An inhibitor of the plasma proteinase plasmin (EC 3.4.21.7) was partially purified from washed and lysed human blood platelets. The presence of the known plasma proteinase inhibitors in the preparations investigated was excluded by crossed immunoelectrophoresis and electroimmuno assay. The kinetics of the reaction between the inhibitor preparation and plasmin has been investigated using the synthetic chromogenic substrate S-2251 (D-Val-Leu-Lys-pNA).Residual plasmin activity was measured varying the amounts of inhibitor at various fixed concentrations of substrate (S-2251). The inhibitor is of the noncompetitive type as indicated by a Dixon-plot.
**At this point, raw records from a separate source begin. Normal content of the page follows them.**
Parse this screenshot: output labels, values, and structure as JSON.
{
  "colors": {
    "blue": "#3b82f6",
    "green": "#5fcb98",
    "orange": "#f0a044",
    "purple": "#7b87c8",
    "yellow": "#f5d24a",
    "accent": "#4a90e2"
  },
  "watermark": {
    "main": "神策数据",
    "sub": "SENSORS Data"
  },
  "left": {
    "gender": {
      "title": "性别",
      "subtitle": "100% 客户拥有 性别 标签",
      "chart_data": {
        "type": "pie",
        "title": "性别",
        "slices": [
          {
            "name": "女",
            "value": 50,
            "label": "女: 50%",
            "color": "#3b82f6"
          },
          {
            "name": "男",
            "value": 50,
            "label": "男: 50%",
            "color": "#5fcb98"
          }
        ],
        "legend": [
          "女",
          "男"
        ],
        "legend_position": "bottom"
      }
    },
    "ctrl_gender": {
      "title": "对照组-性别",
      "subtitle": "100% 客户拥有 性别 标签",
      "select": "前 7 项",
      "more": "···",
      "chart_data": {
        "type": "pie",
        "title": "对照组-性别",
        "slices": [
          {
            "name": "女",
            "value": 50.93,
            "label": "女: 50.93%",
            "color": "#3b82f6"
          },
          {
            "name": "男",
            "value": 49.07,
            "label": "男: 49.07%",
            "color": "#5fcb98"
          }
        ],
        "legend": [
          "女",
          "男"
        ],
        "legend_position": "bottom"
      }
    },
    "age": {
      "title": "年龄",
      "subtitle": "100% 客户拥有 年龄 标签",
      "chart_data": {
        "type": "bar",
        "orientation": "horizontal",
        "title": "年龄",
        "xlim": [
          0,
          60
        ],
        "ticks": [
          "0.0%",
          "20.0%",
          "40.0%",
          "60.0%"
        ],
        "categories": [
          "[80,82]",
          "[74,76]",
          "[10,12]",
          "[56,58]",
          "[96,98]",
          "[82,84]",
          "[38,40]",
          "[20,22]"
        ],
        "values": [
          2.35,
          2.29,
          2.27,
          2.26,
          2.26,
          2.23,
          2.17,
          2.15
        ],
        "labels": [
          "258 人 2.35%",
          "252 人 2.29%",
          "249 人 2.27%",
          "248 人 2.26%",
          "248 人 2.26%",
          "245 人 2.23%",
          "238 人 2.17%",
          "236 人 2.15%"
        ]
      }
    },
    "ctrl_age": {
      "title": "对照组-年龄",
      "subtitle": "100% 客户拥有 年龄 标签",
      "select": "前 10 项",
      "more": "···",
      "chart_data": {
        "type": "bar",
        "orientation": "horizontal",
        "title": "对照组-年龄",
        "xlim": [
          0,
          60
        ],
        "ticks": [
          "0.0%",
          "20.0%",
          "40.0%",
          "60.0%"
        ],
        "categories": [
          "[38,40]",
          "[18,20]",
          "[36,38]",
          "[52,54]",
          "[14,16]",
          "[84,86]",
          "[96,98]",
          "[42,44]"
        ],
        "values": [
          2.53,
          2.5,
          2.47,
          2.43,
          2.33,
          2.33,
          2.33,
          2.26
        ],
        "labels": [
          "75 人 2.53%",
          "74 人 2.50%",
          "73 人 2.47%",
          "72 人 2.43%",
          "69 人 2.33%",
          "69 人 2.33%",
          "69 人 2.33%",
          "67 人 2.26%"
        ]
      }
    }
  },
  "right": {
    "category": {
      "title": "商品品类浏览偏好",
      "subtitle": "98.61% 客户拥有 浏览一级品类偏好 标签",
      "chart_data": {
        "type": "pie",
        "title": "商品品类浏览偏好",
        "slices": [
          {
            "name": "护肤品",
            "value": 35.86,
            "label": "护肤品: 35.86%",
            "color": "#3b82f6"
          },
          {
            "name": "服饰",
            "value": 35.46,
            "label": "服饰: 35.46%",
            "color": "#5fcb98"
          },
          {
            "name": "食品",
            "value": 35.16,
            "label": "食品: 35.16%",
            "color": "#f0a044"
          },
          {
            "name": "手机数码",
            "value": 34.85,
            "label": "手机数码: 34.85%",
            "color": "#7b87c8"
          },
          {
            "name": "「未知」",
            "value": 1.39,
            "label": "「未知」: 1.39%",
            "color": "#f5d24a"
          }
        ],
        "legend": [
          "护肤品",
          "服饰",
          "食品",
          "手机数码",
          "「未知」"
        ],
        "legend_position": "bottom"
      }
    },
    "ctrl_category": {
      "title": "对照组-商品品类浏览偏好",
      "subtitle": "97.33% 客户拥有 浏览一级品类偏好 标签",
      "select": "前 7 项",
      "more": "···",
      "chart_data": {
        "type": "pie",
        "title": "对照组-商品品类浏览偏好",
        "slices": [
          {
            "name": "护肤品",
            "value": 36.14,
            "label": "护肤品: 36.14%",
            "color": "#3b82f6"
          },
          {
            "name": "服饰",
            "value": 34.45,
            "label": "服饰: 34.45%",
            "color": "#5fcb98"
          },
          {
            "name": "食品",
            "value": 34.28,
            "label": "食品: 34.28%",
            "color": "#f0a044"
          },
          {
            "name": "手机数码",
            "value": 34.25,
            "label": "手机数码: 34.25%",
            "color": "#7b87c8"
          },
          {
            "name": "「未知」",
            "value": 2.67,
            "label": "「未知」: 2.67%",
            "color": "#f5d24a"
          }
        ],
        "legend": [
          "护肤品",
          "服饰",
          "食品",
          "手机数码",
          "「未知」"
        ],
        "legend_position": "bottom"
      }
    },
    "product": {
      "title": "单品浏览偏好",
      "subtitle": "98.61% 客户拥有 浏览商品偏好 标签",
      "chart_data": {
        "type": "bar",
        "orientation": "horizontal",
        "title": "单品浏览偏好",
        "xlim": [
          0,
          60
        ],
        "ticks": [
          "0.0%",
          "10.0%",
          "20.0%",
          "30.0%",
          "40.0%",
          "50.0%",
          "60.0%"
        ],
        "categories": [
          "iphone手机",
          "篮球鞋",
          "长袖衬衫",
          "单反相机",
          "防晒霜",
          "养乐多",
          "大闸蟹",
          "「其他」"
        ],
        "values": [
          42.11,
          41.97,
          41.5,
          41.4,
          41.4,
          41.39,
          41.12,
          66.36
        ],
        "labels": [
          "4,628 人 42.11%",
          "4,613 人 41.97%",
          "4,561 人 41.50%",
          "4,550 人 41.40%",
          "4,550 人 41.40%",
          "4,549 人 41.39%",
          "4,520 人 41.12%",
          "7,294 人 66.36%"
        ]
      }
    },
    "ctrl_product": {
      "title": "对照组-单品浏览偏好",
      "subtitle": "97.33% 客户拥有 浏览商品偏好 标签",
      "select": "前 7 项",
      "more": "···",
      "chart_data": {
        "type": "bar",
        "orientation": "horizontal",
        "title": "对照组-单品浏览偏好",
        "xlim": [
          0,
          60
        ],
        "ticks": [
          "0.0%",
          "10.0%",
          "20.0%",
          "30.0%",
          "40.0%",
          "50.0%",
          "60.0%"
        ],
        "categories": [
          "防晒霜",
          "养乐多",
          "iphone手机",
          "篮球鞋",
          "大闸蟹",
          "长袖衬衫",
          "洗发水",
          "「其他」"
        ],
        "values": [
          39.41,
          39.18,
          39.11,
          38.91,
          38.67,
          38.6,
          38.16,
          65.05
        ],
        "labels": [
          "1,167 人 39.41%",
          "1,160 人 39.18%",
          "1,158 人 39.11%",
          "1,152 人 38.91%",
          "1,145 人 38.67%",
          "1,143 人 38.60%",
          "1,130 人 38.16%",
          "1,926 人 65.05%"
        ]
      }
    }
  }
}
The reaction between inhibitor and plasmin is fast with an estimated dissociation constant of approximately. 0.1. nM. The reaction is reversible as evidenced by the following findings: 1. inhibition in the presence of high concentrations of substrate is a fast reaction, but total inhibition of plasmin is not obtained, 2. inactivation of plasmin as a function of inhibitor concentration does not follow a simple titration curve, 3. addition of tranexamic acid increases the apparent Ki, 4. the complex beetween the inhibitor and plasmin is demonstrable in crossed immunoelectrophoresis but not in SDS-polyacrylamide gel electrophoresis. The results suggest that the platelet plasmin inhibitor is a reversible inhibitor with a high affinity for plasmin.